Rep. Rashida Tlaib (D-Mich.) issued a statement denouncing the legislation as a “$7 trillion handout to billionaires,” saying, “This budget makes $880 billion in cuts that will decimate Medicaid, nearly $300 billion in cuts to food assistance, but increases the Pentagon war machine by $150 billion. It’s tax cuts for billionaires, and healthcare cuts for our families. It will take food out of the mouths of hungry kids. Nearly 14 million Americans will lose their healthcare, and thousands of people will needlessly die. We will not stop fighting to block this budget from being signed into law.”

In a dramatic floor speech just after midnight on Thursday, Rep. Maxwell Frost (D-Fla.) described the bill as a theft perpetrated not in secret, but in the halls of power. “At least here tonight, the people stealing from Americans are not folks with tattoos and hoodies—it’s people wearing suits and ties and congressional pins, sitting in this Capitol right now. Not in some random alley wrapped in darkness,” he added as Republicans booed, “but in the United States Congress wrapped in the flag. It is disgusting, and we will never forget this.”

Republicans secured final passage of the bill following late-night negotiations and pressure from Trump, who pushed House leadership to bring far-right members of the party into line. The final vote passed by a margin of 215-214, with two Republicans opposing it and Rep. Andy Harris (R-Md.), chair of the House Freedom Caucus, voting “present.”

Rep.
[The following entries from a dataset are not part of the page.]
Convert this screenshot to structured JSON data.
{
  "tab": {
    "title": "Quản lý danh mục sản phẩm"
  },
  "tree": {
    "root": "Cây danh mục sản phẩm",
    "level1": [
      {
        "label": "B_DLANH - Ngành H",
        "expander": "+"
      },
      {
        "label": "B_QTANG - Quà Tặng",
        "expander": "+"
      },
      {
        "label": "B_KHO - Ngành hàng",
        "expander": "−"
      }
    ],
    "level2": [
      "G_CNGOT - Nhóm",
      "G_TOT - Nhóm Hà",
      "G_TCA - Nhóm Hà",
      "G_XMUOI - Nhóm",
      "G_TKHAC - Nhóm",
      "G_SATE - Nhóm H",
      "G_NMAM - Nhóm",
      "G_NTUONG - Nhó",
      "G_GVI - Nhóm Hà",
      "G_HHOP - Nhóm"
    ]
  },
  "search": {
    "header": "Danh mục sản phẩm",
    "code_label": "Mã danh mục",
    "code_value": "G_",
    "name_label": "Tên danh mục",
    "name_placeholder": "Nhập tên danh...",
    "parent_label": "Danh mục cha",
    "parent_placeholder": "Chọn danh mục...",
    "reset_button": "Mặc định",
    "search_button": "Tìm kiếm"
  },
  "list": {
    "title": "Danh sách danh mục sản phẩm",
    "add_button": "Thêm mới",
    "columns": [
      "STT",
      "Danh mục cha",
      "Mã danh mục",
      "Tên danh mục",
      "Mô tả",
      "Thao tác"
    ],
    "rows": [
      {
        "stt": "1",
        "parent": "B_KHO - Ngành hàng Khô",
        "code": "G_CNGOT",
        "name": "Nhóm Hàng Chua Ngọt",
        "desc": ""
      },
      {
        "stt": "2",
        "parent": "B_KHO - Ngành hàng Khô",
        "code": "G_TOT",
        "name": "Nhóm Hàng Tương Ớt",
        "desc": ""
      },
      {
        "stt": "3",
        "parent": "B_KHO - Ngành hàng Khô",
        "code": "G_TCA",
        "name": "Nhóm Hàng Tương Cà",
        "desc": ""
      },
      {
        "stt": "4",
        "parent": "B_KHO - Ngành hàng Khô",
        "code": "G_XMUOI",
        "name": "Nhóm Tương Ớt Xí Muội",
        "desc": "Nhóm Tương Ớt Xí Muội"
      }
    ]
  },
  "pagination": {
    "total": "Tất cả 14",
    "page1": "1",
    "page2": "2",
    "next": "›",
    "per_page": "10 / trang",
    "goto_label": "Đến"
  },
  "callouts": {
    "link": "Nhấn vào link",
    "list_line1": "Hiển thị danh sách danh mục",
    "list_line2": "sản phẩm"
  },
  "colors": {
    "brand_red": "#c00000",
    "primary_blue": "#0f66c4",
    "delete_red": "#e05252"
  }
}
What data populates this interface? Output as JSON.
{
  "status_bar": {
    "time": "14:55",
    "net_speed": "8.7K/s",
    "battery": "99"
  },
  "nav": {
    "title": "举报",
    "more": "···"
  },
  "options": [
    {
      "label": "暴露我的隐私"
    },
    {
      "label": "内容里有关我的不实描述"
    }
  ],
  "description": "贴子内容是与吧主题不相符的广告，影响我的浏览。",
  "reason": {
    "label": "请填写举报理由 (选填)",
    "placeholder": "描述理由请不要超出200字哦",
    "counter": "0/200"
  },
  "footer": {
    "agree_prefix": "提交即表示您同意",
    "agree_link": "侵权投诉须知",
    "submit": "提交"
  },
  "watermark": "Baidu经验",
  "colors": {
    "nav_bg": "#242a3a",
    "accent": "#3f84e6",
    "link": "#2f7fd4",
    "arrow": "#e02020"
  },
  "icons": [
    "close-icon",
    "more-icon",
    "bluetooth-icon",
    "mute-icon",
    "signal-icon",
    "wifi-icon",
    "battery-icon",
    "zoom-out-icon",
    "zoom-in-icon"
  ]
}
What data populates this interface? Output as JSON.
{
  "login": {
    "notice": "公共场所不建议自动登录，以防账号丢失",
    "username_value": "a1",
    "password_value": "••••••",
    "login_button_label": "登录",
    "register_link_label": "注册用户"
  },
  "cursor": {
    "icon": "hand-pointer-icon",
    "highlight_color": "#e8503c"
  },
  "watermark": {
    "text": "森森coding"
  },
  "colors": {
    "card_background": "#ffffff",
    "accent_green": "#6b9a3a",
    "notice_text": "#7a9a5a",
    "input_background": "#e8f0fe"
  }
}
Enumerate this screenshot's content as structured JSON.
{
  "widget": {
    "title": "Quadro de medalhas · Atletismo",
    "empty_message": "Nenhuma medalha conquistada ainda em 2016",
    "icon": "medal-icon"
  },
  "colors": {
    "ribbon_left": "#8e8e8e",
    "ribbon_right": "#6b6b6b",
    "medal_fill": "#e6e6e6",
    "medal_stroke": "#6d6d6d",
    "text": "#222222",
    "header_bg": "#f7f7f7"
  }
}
Thomas Massie (R-Ky.), one of the two Republican dissenters, criticized the timing of the vote as symbolic of its political dishonesty. “If something is beautiful, you don’t do it after midnight,” he said, referencing the bill’s name.

The legislation now heads to the Republican-controlled Senate, where it is expected to face revisions. But even in its current form, analysts and lawmakers warn that the bill’s core architecture—massive transfers of public wealth to the rich and simultaneous gutting of public support systems—reflects a political strategy that prioritizes elite interests at the expense of low-income Americans.

As inflation, housing costs, and stagnant wages continue to erode basic living standards, the bill’s passage signals a deeper shift in federal policy. While many Americans struggle to afford food, shelter, and healthcare, the One Big Beautiful Bill Act accelerates an economic model critics say has long favored the ultra-wealthy.